Usually, the waterline dimensions LWL and BWL are used for monohulls, or for a single hull of a multihull.
What it's used for
Larger L/B indicates a slimmer hull. This usually implies less wave-making resistance, and thus more efficient high-speed performance, but also suggests reduced load-carrying ability for a given length.
If a boat can plane, smaller L/B often suggests more efficient performance at low planing speeds. The balance generally tilts in favour of high L/B for fast boats.
Typical ranges of L/B are:
2 to 4 - Small to mid-size planing powerboats.
3 to 4 - Most small to mid-size sailboats and motor yachts, the longer ones generally having higher L/B. Some "skimming dish" racing sailboats also have L/B in this range; their wide beam gives them more initial stability so that they can fly larger sails.
4 to 6 - Fairly long and lean for a monohull. Some large, efficient long-range cruisers fall in this range, along with many racing monohulls.
6 to 10 - Large freighters; main hulls of cruising trimarans; a few very portly cruising catamarans; the lightest and slimmest of large sailing monohulls.
10 to 16 - Fast cruising cats and tris; a few racing multihulls.
Over 16 - Racing multihulls. Such high L/B is conducive to very light, low-drag hulls for race boats, but makes it very hard to get enough room inside the hulls for equipment or living space.
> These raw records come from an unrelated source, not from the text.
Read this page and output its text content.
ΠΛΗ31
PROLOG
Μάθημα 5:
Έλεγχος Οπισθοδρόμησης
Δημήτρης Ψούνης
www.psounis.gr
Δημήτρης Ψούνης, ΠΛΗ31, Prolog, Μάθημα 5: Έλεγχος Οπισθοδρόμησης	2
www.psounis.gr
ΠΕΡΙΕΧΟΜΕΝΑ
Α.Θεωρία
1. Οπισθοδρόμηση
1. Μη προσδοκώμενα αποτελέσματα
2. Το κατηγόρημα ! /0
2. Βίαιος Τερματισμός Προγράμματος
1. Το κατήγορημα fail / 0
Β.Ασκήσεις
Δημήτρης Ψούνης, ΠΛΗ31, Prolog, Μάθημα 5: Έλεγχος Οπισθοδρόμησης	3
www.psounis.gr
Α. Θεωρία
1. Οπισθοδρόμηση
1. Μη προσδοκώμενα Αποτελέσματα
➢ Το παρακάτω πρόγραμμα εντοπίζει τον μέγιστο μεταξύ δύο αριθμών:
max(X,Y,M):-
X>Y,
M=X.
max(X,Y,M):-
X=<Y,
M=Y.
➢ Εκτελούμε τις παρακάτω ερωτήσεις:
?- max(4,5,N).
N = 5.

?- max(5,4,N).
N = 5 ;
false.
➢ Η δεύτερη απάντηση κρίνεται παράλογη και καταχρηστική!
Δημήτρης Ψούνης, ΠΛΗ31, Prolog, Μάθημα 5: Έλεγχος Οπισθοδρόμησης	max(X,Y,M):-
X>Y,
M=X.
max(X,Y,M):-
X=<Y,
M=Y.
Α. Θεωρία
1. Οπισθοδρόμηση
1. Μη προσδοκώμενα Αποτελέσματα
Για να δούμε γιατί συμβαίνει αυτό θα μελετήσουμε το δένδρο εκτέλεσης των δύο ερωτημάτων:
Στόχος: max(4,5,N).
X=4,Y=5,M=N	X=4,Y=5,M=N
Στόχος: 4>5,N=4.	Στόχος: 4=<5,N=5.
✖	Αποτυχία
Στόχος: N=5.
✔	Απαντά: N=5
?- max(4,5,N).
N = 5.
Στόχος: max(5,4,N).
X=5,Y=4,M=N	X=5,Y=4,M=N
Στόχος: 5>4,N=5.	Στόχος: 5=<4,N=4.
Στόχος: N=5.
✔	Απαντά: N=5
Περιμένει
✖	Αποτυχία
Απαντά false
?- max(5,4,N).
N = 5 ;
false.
If a boat is going to spend most of its time in a marina or at anchor, relatively low L/B implies a larger, more spacious interior and increased carrying capacity when compared to slimmer competitors of the same length. For a boat that must entertain guests at the dock but will rarely be used in rough weather or at high speeds, this may be a significant advantage. The slimmer boat, though, will generally have the advantage when fuel is expensive or when the weather picks up.